Bei der Ausstattung der Bundeswehr unter Bedingungen der von Scholz ausgerufenen “Zeitenwende” war sich die Ampelkoalition zwar bemerkenswert schnell einig, doch die Besetzung des Ministeriums ist weiter eine Belastungsprobe. Der Stuhl der SPD-Ministerin Christine Lambrecht wackelt nach ihren jüngsten Eskapaden hörbar.

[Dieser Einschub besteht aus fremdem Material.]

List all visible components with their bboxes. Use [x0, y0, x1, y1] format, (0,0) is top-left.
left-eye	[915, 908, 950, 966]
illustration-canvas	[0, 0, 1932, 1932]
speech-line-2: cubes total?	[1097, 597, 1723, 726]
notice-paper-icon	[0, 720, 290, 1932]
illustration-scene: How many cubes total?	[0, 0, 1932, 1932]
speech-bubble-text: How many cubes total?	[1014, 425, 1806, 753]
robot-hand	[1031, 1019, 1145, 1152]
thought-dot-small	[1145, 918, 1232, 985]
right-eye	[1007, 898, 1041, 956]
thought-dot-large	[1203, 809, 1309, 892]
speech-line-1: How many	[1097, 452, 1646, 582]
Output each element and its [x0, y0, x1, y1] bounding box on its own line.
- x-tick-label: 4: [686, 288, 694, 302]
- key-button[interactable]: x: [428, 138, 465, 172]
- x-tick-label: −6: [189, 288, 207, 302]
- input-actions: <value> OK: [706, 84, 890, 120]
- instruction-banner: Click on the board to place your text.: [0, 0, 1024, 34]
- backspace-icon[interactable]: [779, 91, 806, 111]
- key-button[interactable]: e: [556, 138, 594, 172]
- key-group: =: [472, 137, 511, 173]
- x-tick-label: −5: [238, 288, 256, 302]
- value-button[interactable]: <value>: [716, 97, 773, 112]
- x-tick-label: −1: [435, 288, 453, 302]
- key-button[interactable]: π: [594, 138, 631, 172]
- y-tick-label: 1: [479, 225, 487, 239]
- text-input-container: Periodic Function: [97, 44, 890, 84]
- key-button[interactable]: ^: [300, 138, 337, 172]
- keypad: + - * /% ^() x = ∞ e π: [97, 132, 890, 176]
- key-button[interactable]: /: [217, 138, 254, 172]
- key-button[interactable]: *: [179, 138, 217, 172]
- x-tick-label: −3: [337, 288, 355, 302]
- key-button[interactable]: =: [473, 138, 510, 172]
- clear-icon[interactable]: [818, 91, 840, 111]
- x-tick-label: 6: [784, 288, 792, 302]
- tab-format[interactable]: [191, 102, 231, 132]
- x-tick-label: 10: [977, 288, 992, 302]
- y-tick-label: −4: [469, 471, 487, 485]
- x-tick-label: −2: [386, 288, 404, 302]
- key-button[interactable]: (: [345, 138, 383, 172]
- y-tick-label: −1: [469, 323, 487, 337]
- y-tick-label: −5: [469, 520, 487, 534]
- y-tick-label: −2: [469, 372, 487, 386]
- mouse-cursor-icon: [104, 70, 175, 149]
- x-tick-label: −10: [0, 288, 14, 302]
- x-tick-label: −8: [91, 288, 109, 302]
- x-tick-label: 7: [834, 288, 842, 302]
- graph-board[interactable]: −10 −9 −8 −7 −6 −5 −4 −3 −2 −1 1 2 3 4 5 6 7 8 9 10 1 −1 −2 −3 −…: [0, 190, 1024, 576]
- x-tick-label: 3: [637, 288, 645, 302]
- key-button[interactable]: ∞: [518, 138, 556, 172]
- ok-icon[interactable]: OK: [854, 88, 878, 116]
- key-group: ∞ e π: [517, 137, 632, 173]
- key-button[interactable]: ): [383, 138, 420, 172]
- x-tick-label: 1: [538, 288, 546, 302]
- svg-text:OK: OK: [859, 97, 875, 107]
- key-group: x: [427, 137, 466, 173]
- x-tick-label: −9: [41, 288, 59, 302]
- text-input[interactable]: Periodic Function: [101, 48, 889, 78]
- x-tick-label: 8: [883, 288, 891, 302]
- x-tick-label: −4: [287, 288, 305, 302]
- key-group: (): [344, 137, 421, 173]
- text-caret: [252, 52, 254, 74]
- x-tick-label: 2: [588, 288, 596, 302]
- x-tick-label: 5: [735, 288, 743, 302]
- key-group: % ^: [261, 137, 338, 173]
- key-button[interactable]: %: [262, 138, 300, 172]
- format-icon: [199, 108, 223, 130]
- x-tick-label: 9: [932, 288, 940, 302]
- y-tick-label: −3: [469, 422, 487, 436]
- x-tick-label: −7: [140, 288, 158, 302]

Im Regierungsviertel wird bereits wild über eine mögliche Kabinettsumbildung spekuliert. Klar scheint: Bevor nicht die für Februar angekündigte Entscheidung der SPD-Innenministerin Nancy Faeser gefallen ist, ob sie als Spitzenkandidatin der Landtagswahl in Hessen antritt und ihr Ministerium aufgibt, wird mit dem Stühlerücken nicht begonnen. Außer die angezählte Lambrecht würde sich noch einen Fehltritt leisten. Dann wäre wohl auch für den bisher loyalen Scholz das Maß voll.

Finanzen

Bleibt noch die Frage, wie all die teuren Entlastungspakete und zusätzlich die im Koalitionsvertrag stehenden Vorhaben wie etwa die Kindergrundsicherung künftig zu finanzieren sind – wenn zugleich der oberste Wunsch des FDP-Finanzministers Christian Lindner, die Schuldenbremse nicht auszusetzen, erfüllt werden soll. Es ist deswegen kein Zufall, dass die SPD-Vorsitzende Saskia Esken und ihr Generalsekretär Kevin Kühnert die Besteuerung Vermögender ins Spiel gebracht haben – allerdings für die FDP ein No-Go. Doch die Ampel-Diskussion darüber hat gerade erst begonnen.